Life-changing experience?

The first hundred pages of this compelling novel are the best. Being inside Burroughs’ head as he battles huge waves, sharks, and the mental contest to keep himself going despite injury and fatigue makes the novel hard to put down. Burroughs’ character in these beginning passages is strong and determined. He makes decisions and acts on them. Adrift in the ocean he is a formidable opponent to the forces of nature. Back on dry land, however, Burroughs is wishy-washy, floating from place to place without much conviction. 
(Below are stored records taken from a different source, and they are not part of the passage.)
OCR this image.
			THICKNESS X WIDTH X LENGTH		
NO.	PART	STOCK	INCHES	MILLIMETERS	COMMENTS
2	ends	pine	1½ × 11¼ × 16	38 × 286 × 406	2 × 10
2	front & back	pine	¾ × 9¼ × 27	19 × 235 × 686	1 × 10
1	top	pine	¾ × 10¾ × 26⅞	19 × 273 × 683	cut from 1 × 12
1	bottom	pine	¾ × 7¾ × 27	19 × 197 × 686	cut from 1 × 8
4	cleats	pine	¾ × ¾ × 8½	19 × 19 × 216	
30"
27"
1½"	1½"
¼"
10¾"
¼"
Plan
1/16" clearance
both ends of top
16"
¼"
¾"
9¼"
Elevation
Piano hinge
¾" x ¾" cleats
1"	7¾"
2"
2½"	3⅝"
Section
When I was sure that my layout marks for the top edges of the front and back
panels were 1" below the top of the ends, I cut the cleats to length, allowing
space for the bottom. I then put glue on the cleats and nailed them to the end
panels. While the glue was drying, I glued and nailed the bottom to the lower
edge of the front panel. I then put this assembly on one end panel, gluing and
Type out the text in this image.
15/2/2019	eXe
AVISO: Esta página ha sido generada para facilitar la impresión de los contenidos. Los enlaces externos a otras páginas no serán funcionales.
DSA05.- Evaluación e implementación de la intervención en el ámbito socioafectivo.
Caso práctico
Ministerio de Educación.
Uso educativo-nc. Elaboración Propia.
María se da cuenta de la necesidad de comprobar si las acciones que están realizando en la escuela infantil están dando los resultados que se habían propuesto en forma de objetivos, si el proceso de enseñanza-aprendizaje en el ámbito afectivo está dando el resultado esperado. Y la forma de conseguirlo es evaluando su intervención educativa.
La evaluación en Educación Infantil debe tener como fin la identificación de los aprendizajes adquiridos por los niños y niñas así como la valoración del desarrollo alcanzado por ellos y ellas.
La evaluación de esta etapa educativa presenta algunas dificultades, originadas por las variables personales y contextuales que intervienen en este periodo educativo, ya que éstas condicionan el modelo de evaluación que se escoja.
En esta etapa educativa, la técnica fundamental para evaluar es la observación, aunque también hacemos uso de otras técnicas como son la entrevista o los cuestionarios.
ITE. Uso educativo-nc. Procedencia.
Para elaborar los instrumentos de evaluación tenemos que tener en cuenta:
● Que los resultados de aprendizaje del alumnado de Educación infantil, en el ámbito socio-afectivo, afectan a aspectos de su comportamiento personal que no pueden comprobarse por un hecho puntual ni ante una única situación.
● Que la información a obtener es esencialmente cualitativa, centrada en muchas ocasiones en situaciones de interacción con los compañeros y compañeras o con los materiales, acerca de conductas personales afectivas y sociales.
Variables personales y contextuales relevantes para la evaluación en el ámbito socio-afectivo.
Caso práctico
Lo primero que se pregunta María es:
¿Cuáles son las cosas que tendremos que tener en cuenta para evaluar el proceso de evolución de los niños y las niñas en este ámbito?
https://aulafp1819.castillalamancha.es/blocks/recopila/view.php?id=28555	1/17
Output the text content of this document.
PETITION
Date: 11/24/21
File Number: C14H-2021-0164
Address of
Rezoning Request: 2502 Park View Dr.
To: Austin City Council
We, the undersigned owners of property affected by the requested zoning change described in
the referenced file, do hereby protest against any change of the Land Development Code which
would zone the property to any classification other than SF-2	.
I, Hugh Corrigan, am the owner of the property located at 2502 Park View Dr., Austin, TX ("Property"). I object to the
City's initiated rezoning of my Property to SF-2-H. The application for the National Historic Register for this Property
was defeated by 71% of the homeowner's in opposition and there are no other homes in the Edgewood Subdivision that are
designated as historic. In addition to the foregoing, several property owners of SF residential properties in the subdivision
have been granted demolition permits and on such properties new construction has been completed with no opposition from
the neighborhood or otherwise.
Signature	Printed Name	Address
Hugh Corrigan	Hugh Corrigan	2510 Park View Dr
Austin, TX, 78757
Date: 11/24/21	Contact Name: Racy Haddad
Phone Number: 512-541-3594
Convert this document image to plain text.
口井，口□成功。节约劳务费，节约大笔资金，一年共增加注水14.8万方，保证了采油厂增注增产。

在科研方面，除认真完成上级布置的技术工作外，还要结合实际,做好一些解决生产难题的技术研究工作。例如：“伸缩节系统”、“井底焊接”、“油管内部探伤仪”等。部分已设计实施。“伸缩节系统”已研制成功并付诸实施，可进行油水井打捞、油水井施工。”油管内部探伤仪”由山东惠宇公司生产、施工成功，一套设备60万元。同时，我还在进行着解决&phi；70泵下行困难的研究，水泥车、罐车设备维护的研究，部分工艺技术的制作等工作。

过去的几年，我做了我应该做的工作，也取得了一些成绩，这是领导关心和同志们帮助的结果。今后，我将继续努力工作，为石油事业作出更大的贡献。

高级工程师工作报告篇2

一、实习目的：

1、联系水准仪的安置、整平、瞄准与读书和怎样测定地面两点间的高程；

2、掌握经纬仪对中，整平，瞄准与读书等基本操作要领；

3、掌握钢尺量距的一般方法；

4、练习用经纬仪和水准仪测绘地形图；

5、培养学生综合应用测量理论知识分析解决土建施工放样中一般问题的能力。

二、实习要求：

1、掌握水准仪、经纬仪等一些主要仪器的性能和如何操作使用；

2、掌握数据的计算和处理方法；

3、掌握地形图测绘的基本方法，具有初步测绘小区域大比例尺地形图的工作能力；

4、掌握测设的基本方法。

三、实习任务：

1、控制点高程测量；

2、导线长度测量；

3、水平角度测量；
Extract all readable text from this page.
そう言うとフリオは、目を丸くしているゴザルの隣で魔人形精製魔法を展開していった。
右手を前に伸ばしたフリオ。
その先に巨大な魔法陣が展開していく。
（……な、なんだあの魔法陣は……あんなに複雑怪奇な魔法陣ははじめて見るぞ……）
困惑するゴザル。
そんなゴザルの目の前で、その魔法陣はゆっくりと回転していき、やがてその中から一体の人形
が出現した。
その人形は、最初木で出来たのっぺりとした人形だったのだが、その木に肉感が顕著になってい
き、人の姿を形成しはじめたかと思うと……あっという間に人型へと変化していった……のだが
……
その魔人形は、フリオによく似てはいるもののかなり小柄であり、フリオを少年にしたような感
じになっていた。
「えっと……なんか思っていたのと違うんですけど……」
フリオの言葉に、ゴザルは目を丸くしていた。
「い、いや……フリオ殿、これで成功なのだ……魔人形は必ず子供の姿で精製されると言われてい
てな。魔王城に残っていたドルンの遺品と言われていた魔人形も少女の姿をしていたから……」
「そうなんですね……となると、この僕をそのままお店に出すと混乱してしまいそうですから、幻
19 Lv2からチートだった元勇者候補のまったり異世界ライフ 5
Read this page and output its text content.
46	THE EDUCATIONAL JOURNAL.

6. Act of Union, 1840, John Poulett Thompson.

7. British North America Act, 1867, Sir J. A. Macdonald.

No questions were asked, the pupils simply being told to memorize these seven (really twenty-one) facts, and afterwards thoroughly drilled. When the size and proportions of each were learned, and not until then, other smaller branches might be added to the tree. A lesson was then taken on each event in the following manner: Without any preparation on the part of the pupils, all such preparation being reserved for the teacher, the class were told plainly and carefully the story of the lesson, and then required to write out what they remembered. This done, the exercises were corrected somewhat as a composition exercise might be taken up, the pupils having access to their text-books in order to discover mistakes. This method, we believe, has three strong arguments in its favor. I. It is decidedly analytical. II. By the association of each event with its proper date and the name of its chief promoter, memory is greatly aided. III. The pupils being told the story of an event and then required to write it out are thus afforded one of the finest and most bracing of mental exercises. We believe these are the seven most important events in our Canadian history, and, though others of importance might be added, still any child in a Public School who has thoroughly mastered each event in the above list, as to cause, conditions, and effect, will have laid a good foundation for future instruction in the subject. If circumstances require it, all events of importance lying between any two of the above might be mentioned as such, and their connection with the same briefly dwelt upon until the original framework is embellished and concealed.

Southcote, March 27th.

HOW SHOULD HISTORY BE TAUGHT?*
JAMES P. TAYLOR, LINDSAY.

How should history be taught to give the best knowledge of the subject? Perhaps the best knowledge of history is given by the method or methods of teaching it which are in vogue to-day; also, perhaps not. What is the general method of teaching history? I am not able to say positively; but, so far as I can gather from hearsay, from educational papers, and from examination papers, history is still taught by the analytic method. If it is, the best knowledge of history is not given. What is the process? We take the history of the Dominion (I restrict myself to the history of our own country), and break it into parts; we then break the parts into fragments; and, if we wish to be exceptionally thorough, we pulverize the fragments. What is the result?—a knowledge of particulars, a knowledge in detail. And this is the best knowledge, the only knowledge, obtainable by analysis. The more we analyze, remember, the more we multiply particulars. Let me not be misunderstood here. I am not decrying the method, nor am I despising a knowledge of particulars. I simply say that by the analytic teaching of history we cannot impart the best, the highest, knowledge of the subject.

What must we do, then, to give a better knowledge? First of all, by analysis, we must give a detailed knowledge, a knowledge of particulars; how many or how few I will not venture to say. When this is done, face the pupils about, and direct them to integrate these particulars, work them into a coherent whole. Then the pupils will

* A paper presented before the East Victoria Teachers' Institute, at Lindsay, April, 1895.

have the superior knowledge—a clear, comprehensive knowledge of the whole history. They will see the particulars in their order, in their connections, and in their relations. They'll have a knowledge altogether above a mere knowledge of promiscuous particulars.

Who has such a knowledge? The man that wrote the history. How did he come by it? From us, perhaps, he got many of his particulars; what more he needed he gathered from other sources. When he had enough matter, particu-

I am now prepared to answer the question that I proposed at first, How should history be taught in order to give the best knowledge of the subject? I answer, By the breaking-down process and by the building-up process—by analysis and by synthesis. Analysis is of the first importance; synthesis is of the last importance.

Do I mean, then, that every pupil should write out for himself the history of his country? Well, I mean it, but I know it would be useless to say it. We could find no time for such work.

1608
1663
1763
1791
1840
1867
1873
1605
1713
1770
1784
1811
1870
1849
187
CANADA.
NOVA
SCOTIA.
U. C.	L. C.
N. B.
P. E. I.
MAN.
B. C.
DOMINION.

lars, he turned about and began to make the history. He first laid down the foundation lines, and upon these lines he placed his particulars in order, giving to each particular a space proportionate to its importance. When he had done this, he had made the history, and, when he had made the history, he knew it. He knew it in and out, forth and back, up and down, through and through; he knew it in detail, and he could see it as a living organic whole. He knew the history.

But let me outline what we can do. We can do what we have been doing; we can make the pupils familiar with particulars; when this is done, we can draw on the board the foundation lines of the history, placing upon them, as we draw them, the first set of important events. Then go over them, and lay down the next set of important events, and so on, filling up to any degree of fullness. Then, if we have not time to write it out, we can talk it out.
The second part of the novel is structured more like a who-done-it. Chapters introduce the reader to the other nine passengers aboard the fateful flight as investigators try to determine the cause of the crash. This allows readers to know and understand these ch 

aracters without becoming emotionally attached to them. By the time you meet them, they’re already dead. I’m grateful for this as it would have been gut-wrenching to know them all and then lose them all. 

Before the Fall might not be an ideal book to read aboard an airplane, but if you’re sitting on the beach with your toes in the sand, it’s well worth the time.